By Emily Younker
JOPLIN, Mo. —
An East Middle School teacher who was removed from his classroom last month following an investigation by district officials will go before the Board of Education this week.
Randy Turner, an eighth-grade communication arts teacher, will have the opportunity to address the board during an open hearing on Thursday after having been placed on paid administrative leave on April 8.
Turner was placed on leave — a standard procedure — after the school district received a complaint about him from a district employee on April 4, according to Superintendent C.J. Huff. After an investigation into the complaint by the administration, a 28-page “statement of charges” was given to Turner on April 15, with a set of additional charges delivered to him earlier this month, Huff said.
Turner has declined several requests to comment on the record to the Globe on either the charges or the hearing itself.
“I don’t have any plans to (comment) at the moment,” he said again this week in advance of the hearing.
Huff also has not specified the nature of the complaint or released details of the charges, saying it is a personnel matter. He has said the investigation included a review of evidence related to the complaint as well as interviews with people who might have relevant information.
While not making any details of the complaint public, the notice of the hearing states that children younger than 18 will not be permitted into the hearing unless accompanied by a parent or guardian because of “graphic content” expected to be discussed.
During the hearing, Turner will be able to “state his case” to the board, which will review the evidence and ultimately decide whether to continue his teaching contract, according to Huff.

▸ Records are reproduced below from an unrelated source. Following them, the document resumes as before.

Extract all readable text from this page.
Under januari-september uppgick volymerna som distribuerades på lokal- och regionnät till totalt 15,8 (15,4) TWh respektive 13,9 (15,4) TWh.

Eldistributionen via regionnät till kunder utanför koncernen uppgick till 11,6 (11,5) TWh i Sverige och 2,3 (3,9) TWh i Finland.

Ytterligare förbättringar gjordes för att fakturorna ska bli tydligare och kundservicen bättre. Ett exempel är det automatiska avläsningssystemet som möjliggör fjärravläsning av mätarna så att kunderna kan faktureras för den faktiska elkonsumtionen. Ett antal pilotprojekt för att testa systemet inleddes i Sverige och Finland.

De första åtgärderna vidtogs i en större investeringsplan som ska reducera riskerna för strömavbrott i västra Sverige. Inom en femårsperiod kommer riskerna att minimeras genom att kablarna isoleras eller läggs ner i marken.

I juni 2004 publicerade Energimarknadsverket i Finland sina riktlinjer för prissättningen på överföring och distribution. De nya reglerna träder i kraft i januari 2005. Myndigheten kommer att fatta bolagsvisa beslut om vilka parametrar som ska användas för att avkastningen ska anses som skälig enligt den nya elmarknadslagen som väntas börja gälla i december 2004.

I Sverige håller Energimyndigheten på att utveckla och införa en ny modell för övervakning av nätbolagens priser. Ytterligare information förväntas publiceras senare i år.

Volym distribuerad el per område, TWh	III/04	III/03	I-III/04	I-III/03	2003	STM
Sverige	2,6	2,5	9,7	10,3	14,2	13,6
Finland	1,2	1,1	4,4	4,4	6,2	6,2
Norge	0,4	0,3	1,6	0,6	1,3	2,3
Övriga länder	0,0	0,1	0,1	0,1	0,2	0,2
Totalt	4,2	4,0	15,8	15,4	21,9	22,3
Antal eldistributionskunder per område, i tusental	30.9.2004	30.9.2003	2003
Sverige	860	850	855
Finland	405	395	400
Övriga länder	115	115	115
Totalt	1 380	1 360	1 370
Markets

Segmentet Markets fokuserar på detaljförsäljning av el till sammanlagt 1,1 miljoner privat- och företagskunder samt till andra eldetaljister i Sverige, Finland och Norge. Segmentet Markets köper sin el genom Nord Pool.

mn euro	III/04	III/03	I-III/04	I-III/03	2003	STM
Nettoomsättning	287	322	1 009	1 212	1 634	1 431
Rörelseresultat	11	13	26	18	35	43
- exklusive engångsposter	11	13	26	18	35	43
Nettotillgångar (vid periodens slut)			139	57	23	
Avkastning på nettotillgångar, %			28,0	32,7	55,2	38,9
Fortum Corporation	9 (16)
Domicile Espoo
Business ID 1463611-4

Rylee Hartwell, a Joplin High School student, said he and another former student of Turner’s have organized a rally for the teacher alongside Duquesne Road near the administration building on the morning of the hearing. He said their objective is to get Turner returned to his classroom. He said Turner taught a “very writing intensive” class at East Middle School and also supported the creation of a student newspaper at the middle school.
“My impressions of Mr. Turner are simple, and they’re that he’s a good man,” said Hartwell, now the assistant editor of the high school newspaper. “He got me to a place where I know that there’s great power within my words.”

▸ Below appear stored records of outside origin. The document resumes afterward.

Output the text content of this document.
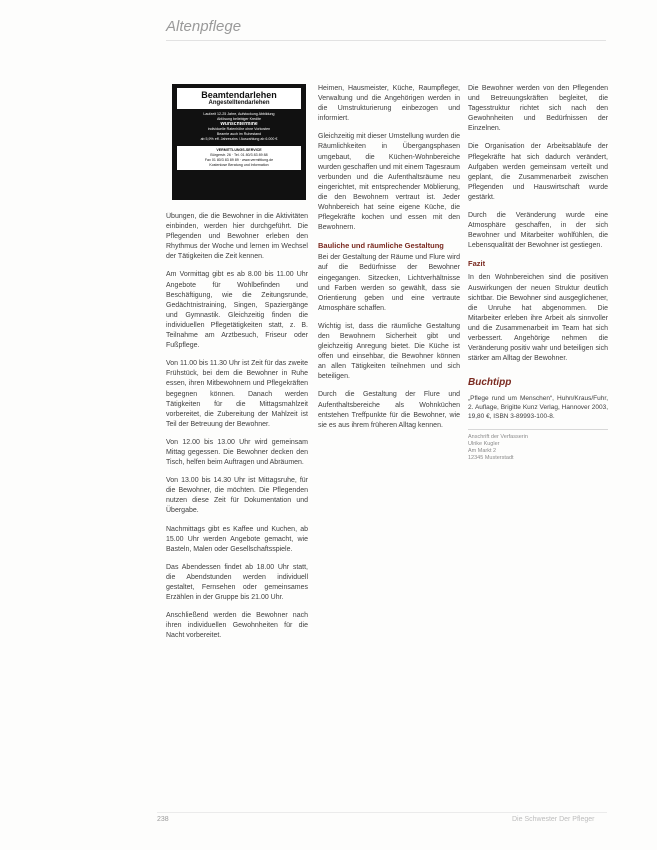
Altenpflege
Beamtendarlehen
Angestelltendarlehen
Laufzeit 12-25 Jahre, Aufstockung Abbildung
Ablösung beliebiger Kredite
Wunschtermine
individuelle Ratenhöhe ohne Vorkosten
Beamte auch im Ruhestand
ab 5,9% eff. Jahreszins / Auszahlung ab 6.000 €
VERMITTLUNGS-SERVICE
Bürgerstr. 26 · Tel. 01 80/3 83 89 88
Fax 01 80/3 83 89 89 · www.vermittlung.de
Kostenlose Beratung und Information

Übungen, die die Bewohner in die Aktivitäten einbinden, werden hier durchgeführt. Die Pflegenden und Bewohner erleben den Rhythmus der Woche und lernen im Wechsel der Tätigkeiten die Zeit kennen.

Am Vormittag gibt es ab 8.00 bis 11.00 Uhr Angebote für Wohlbefinden und Beschäftigung, wie die Zeitungsrunde, Gedächtnistraining, Singen, Spaziergänge und Gymnastik. Gleichzeitig finden die individuellen Pflegetätigkeiten statt, z. B. Teilnahme am Arztbesuch, Friseur oder Fußpflege.

Von 11.00 bis 11.30 Uhr ist Zeit für das zweite Frühstück, bei dem die Bewohner in Ruhe essen, ihren Mitbewohnern und Pflegekräften begegnen können. Danach werden Tätigkeiten für die Mittagsmahlzeit vorbereitet, die Zubereitung der Mahlzeit ist Teil der Betreuung der Bewohner.

Von 12.00 bis 13.00 Uhr wird gemeinsam Mittag gegessen. Die Bewohner decken den Tisch, helfen beim Auftragen und Abräumen.

Von 13.00 bis 14.30 Uhr ist Mittagsruhe, für die Bewohner, die möchten. Die Pflegenden nutzen diese Zeit für Dokumentation und Übergabe.

Nachmittags gibt es Kaffee und Kuchen, ab 15.00 Uhr werden Angebote gemacht, wie Basteln, Malen oder Gesellschaftsspiele.

Das Abendessen findet ab 18.00 Uhr statt, die Abendstunden werden individuell gestaltet, Fernsehen oder gemeinsames Erzählen in der Gruppe bis 21.00 Uhr.

Anschließend werden die Bewohner nach ihren individuellen Gewohnheiten für die Nacht vorbereitet.

Heimen, Hausmeister, Küche, Raumpfleger, Verwaltung und die Angehörigen werden in die Umstrukturierung einbezogen und informiert.

Gleichzeitig mit dieser Umstellung wurden die Räumlichkeiten in Übergangsphasen umgebaut, die Küchen-Wohnbereiche wurden geschaffen und mit einem Tagesraum verbunden und die Aufenthaltsräume neu eingerichtet, mit entsprechender Möblierung, die den Bewohnern vertraut ist. Jeder Wohnbereich hat seine eigene Küche, die Pflegekräfte kochen und essen mit den Bewohnern.

Bauliche und räumliche Gestaltung

Bei der Gestaltung der Räume und Flure wird auf die Bedürfnisse der Bewohner eingegangen. Sitzecken, Lichtverhältnisse und Farben werden so gewählt, dass sie Orientierung geben und eine vertraute Atmosphäre schaffen.

Wichtig ist, dass die räumliche Gestaltung den Bewohnern Sicherheit gibt und gleichzeitig Anregung bietet. Die Küche ist offen und einsehbar, die Bewohner können an allen Tätigkeiten teilnehmen und sich beteiligen.

Durch die Gestaltung der Flure und Aufenthaltsbereiche als Wohnküchen entstehen Treffpunkte für die Bewohner, wie sie es aus ihrem früheren Alltag kennen.

Die Bewohner werden von den Pflegenden und Betreuungskräften begleitet, die Tagesstruktur richtet sich nach den Gewohnheiten und Bedürfnissen der Einzelnen.

Die Organisation der Arbeitsabläufe der Pflegekräfte hat sich dadurch verändert, Aufgaben werden gemeinsam verteilt und geplant, die Zusammenarbeit zwischen Pflegenden und Hauswirtschaft wurde gestärkt.

Durch die Veränderung wurde eine Atmosphäre geschaffen, in der sich Bewohner und Mitarbeiter wohlfühlen, die Lebensqualität der Bewohner ist gestiegen.

Fazit

In den Wohnbereichen sind die positiven Auswirkungen der neuen Struktur deutlich sichtbar. Die Bewohner sind ausgeglichener, die Unruhe hat abgenommen. Die Mitarbeiter erleben ihre Arbeit als sinnvoller und die Zusammenarbeit im Team hat sich verbessert. Angehörige nehmen die Veränderung positiv wahr und beteiligen sich stärker am Alltag der Bewohner.

Buchtipp

„Pflege rund um Menschen“, Huhn/Kraus/Fuhr, 2. Auflage, Brigitte Kunz Verlag, Hannover 2003, 19,80 €, ISBN 3-89993-100-8.

Anschrift der Verfasserin
Ulrike Kugler
Am Markt 2
12345 Musterstadt
238	Die Schwester Der Pfleger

Turner’s dismissal sparked the creation last month of a Facebook page called “Project Turner,” which has gathered more than 600 “likes” from students and others seeking to bring their teacher back to the classroom. An online petition on change.org asking that Turner retain his position has collected more than 300 signatures.
A campaign launched by Turner on the online fundraising platform Kickstarter that sought $40,000 in pledges for a two-book project had raised $171 when it closed earlier this month. In proposing the project, Turner described a self-published novel published in July 2012, “No Child Left Alive,” as having struck a blow “for the cause.”
That novel, published as an e-book, contains numerous passages of a graphic, sexual nature. It is a fictional account about a school administration obsessed with preparing students for state testing at a cost of not allowing teachers to actually do their jobs.
Randy Turner’s hearing will be at 9 a.m. Thursday at the administration building, 3901 E. 32nd St. It will be conducted in an open session before the Board of Education, which also has scheduled a closed session for legal and personnel issues and identifiable student and personnel records.